De acuerdo con Preston, las temporadas de alergia pueden comenzar antes, extenderse durante más tiempo y, en determinadas circunstancias, sentirse más intensas. Esto no significa necesariamente que la persona haya desarrollado una nueva enfermedad, sino que las condiciones ambientales pueden haber cambiado.
La contaminación puede hacer que los síntomas se sientan con mayor intensidad
La calidad del aire también puede desempeñar un papel importante. El humo de tabaco de segunda mano, los gases producidos por los vehículos y determinadas emisiones industriales pueden irritar previamente las vías respiratorias.
Cuando las vías respiratorias ya se encuentran irritadas, la exposición posterior al polen puede hacer que las molestias sean más evidentes o difíciles de tolerar.
Por esta razón, la cantidad de polen presente en el ambiente no es el único elemento que determina la intensidad de los síntomas. También importa el estado previo del sistema respiratorio y la exposición simultánea a otros irritantes ambientales.
Mudarse o viajar puede cambiar los alérgenos a los que está expuesta una persona
Los cambios de ubicación también pueden modificar la experiencia de quienes padecen alergias. Viajar con frecuencia o mudarse a otra región puede significar entrar en contacto con especies vegetales diferentes y, por lo tanto, con nuevos tipos de polen.
Además, cada región presenta condiciones climáticas y temporadas de polinización distintas. Como consecuencia, una persona que estaba acostumbrada a determinadas alergias puede comenzar a presentar síntomas en otros momentos del año o experimentar una intensidad diferente.
El cambio de entorno, por tanto, puede modificar tanto el momento en que aparecen las molestias como su intensidad.
La edad puede modificar las alergias, pero no necesariamente las empeora
La edad también puede influir en la evolución de las alergias estacionales, aunque el paso del tiempo por sí solo no significa que los síntomas necesariamente se vuelvan más graves.
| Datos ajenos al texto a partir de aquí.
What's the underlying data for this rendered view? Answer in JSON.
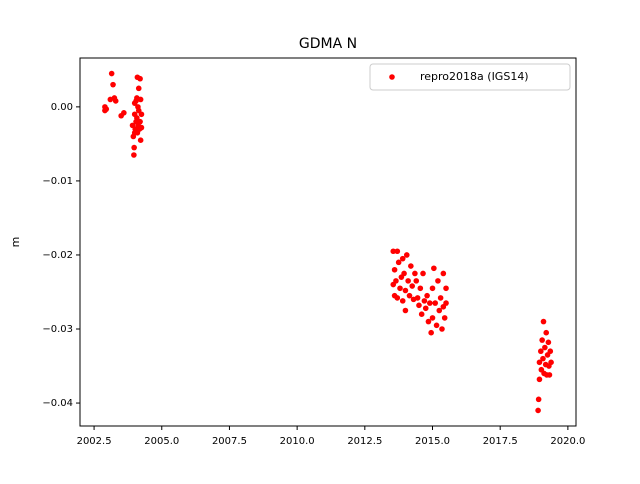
{
  "chart_data": {
    "type": "scatter",
    "title": "GDMA N",
    "y_label": "m",
    "x": [
      2002.9,
      2002.9,
      2002.95,
      2003.1,
      2003.15,
      2003.2,
      2003.25,
      2003.3,
      2003.5,
      2003.6,
      2003.92,
      2003.95,
      2003.97,
      2003.98,
      2004.0,
      2004.0,
      2004.02,
      2004.05,
      2004.05,
      2004.08,
      2004.1,
      2004.1,
      2004.12,
      2004.13,
      2004.15,
      2004.15,
      2004.18,
      2004.2,
      2004.2,
      2004.22,
      2004.22,
      2004.25,
      2004.25,
      2004.0,
      2004.08,
      2013.55,
      2013.55,
      2013.6,
      2013.6,
      2013.65,
      2013.7,
      2013.7,
      2013.75,
      2013.8,
      2013.85,
      2013.9,
      2013.9,
      2013.95,
      2014.0,
      2014.0,
      2014.05,
      2014.1,
      2014.15,
      2014.2,
      2014.25,
      2014.3,
      2014.35,
      2014.4,
      2014.45,
      2014.5,
      2014.55,
      2014.6,
      2014.65,
      2014.7,
      2014.75,
      2014.8,
      2014.85,
      2014.9,
      2014.95,
      2015.0,
      2015.0,
      2015.05,
      2015.1,
      2015.15,
      2015.2,
      2015.25,
      2015.3,
      2015.35,
      2015.4,
      2015.4,
      2015.45,
      2015.5,
      2015.5,
      2018.9,
      2018.92,
      2018.95,
      2018.95,
      2019.0,
      2019.02,
      2019.05,
      2019.08,
      2019.1,
      2019.12,
      2019.15,
      2019.18,
      2019.2,
      2019.22,
      2019.25,
      2019.28,
      2019.3,
      2019.32,
      2019.35,
      2019.38
    ],
    "series": [
      {
        "name": "repro2018a (IGS14)",
        "color": "#ff0000",
        "values": [
          -0.0005,
          0.0,
          -0.0003,
          0.001,
          0.0045,
          0.003,
          0.0012,
          0.0008,
          -0.0012,
          -0.0008,
          -0.0025,
          -0.004,
          -0.0065,
          -0.0055,
          0.0005,
          -0.001,
          -0.003,
          0.0008,
          -0.002,
          -0.0015,
          0.004,
          -0.0035,
          0.0,
          -0.0025,
          0.0025,
          -0.0005,
          -0.003,
          0.0038,
          -0.002,
          -0.0045,
          0.001,
          -0.001,
          -0.0028,
          -0.0035,
          0.0012,
          -0.0195,
          -0.024,
          -0.0255,
          -0.022,
          -0.0235,
          -0.0195,
          -0.0258,
          -0.021,
          -0.0245,
          -0.023,
          -0.0205,
          -0.0262,
          -0.0225,
          -0.0248,
          -0.0275,
          -0.02,
          -0.0235,
          -0.0255,
          -0.0215,
          -0.0242,
          -0.026,
          -0.0225,
          -0.0235,
          -0.0258,
          -0.0268,
          -0.0245,
          -0.028,
          -0.0225,
          -0.0262,
          -0.0272,
          -0.0255,
          -0.029,
          -0.0265,
          -0.0305,
          -0.0245,
          -0.0285,
          -0.0218,
          -0.0265,
          -0.0295,
          -0.0235,
          -0.0275,
          -0.0258,
          -0.03,
          -0.0225,
          -0.027,
          -0.0285,
          -0.0245,
          -0.0265,
          -0.041,
          -0.0395,
          -0.0368,
          -0.0345,
          -0.033,
          -0.0355,
          -0.0315,
          -0.034,
          -0.029,
          -0.036,
          -0.0325,
          -0.0348,
          -0.0305,
          -0.0362,
          -0.0335,
          -0.0318,
          -0.035,
          -0.0362,
          -0.033,
          -0.0345
        ]
      }
    ],
    "xlim": [
      2001.98,
      2020.3
    ],
    "ylim": [
      -0.0431,
      0.0066
    ],
    "xticks": [
      2002.5,
      {
        "value": 2005,
        "label": "2005.0"
      },
      2007.5,
      {
        "value": 2010,
        "label": "2010.0"
      },
      2012.5,
      {
        "value": 2015,
        "label": "2015.0"
      },
      2017.5,
      {
        "value": 2020,
        "label": "2020.0"
      }
    ],
    "yticks": [
      {
        "value": 0,
        "label": "0.00"
      },
      {
        "value": -0.01,
        "label": "−0.01"
      },
      {
        "value": -0.02,
        "label": "−0.02"
      },
      {
        "value": -0.03,
        "label": "−0.03"
      },
      {
        "value": -0.04,
        "label": "−0.04"
      }
    ],
    "legend": "upper right"
  }
}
Según la especialista citada, las alergias estacionales pueden alcanzar una mayor intensidad durante la adolescencia o los primeros años de la adultez y posteriormente disminuir en algunas personas.
Sin embargo, esto no ocurre de la misma manera en todos los casos. Los síntomas pueden cambiar con los años debido a nuevas exposiciones ambientales y a modificaciones en el organismo.
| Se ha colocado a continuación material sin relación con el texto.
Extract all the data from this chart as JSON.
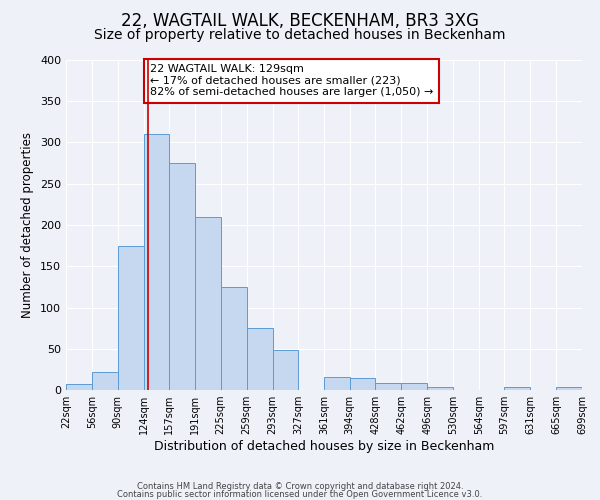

Por ello, que una temporada sea más difícil que otra no significa necesariamente que la alergia esté empeorando de forma permanente.
Las medidas para disminuir la exposición pueden ayudar a controlar las molestias
Aunque las alergias estacionales no pueden eliminarse por completo, existen medidas que pueden ayudar a reducir el contacto con los alérgenos y controlar los síntomas.
Entre las recomendaciones se encuentran mantener las ventanas cerradas durante los periodos de mayor concentración de polen, ducharse antes de dormir para retirar partículas acumuladas en el cabello y la piel, lavar regularmente la ropa de cama y utilizar tratamientos para la alergia cuando estén indicados.
En algunos casos también puede ser útil realizar lavados nasales con solución salina y utilizar un purificador de aire, especialmente en espacios interiores.
En definitiva, cuando una persona siente que sus alergias estacionales son más intensas que otros años, pueden estar interviniendo diferentes factores al mismo tiempo: una temporada de polen más prolongada, la coincidencia de distintos tipos de polen, una mayor contaminación ambiental o el contacto con nuevos alérgenos.
La intensidad de los síntomas no depende únicamente de la alergia en sí, sino también de las condiciones ambientales y de la sensibilidad particular de cada persona.